Federal Immigration Minister Joe Volpe rebuffed a report tabled yesterday by the Commons immigration committee that called on the government to remove potential political influence from the revocation of citizenship and strengthen its judicial process.
Currently, cabinet issues the final decision on whether to revoke a person's citizenship.
But in a near-unanimous report, the immigration and citizenship committee recommended removing cabinet from the equation, handing the process exclusively to the courts.
Liberal MP Andrew Telegdi, chairman of the committee, said the process should be updated to make it compatible with the Charter of Rights, but Mr.

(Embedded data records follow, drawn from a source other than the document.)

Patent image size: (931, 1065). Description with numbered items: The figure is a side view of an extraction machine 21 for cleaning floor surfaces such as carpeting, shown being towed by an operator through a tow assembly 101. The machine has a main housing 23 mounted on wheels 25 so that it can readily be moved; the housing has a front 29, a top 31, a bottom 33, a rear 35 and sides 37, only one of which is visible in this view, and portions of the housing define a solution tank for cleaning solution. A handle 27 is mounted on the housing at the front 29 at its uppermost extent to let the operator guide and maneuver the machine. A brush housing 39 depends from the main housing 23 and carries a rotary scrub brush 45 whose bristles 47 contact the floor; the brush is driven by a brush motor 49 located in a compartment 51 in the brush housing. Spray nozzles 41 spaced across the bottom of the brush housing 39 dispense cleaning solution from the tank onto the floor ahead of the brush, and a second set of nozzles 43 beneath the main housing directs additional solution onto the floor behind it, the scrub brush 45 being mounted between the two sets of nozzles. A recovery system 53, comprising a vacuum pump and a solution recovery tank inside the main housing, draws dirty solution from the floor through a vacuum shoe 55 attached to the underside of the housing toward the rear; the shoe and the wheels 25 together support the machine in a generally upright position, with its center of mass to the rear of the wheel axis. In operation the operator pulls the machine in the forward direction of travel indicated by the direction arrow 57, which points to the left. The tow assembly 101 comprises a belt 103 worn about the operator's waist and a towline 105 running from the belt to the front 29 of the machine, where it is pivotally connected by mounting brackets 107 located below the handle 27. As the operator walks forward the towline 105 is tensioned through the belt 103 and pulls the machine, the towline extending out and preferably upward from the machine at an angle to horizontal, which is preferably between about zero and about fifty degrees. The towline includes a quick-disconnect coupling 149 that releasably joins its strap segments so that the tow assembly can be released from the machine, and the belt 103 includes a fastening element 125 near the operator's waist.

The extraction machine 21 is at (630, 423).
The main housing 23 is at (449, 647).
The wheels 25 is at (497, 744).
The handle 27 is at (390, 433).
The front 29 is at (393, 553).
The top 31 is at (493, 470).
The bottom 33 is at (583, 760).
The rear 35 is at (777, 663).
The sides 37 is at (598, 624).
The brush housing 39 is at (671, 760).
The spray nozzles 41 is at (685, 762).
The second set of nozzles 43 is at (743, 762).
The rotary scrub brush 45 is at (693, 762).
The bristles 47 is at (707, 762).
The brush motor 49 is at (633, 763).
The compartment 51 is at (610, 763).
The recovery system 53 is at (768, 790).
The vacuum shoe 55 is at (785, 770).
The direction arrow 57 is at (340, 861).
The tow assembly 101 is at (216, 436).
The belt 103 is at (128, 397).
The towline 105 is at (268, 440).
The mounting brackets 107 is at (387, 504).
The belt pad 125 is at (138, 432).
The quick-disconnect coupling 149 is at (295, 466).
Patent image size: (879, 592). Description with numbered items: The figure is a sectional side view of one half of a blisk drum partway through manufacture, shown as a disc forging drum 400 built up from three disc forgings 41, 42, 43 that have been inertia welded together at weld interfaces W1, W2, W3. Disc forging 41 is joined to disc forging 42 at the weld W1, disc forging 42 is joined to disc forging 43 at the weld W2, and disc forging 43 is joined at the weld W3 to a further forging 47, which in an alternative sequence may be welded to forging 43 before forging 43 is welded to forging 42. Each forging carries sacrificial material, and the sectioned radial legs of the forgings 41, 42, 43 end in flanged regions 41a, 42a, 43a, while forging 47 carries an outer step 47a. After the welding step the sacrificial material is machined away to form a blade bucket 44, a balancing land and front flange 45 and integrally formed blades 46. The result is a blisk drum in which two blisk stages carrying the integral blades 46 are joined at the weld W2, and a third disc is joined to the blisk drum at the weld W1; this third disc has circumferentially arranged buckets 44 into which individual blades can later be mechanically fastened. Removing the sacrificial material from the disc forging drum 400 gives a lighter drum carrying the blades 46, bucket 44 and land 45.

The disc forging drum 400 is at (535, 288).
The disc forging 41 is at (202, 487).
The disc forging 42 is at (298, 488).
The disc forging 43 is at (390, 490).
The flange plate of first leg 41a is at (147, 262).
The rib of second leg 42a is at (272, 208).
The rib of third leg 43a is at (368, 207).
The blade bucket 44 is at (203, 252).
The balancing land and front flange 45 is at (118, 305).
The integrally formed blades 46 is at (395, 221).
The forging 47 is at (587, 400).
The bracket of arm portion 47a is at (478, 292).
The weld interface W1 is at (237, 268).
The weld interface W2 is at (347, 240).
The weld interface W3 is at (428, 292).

Volpe said the current process is already fair.
I guess we have to disagree. Our act is Charter-compliant, Mr. Volpe said. Cabinet can revoke a person's citizenship if it is found to have been obtained by fraudulent means, such as lying about personal history.
When Canadians are notified their citizenship is being revoked, they may request that a federal judge review the decision.
But this review is based on a balance of probabilities, not the criminal court standard of providing evidence beyond a reasonable doubt, and there is no avenue for an appeal, said Mr. Telegdi, who, as a child, fled communist Hungary.
It's quite unbelievable that you would have more rights to defend yourself on a parking ticket, or ... on a shoplifting charge, than you would have to defend your rights to citizenship, Mr. Telegdi said.
Cabinet has absolutely no business being involved in revoking anybody's citizenship.
Mr. Volpe said the suggestion that cabinet may have potential political influence is nonsense.
It conjures up images of people scurrying around, peeking over their neighbours' shoulders and saying I'm going to get my local member, or somebody else, to revoke something that isn't theirs, Mr. Volpe said.
Nothing happens in secret in this place.
Under scrutiny for amendment since the 1980s, the current revocation process came into force as part of the 1977 Citizenship Act, before the introduction of the Charter of Rights and Freedoms, the committee report says.
A few years ago, two former members of Nazi death squads, Wasyl Odynsky and Helmut Oberlander, were found to have lied about their past when they immigrated to Canada, and were nearly deported as a result.
Mr. Oberlander's citizenship was later restored by a federal court, partly as a result of secret cabinet deliberations.
B'nai Brith Canada rejected the report yesterday in a release, saying moving the revocation process to the courts would only bog it down and make it more difficult to take away citizenship.
In 2000, when Mr. Telegdi was parliamentary secretary to then-immigration minister Elinor Caplan, he boldly opposed a bill tabled by his own minister because it would have given cabinet final say in revoking citizenship.
Canadians have the right to expect that the Canadian Charter of Rights and Freedoms applies to all of them, Mr. Telegdi said, whether you're born in Canada or you're born elsewhere.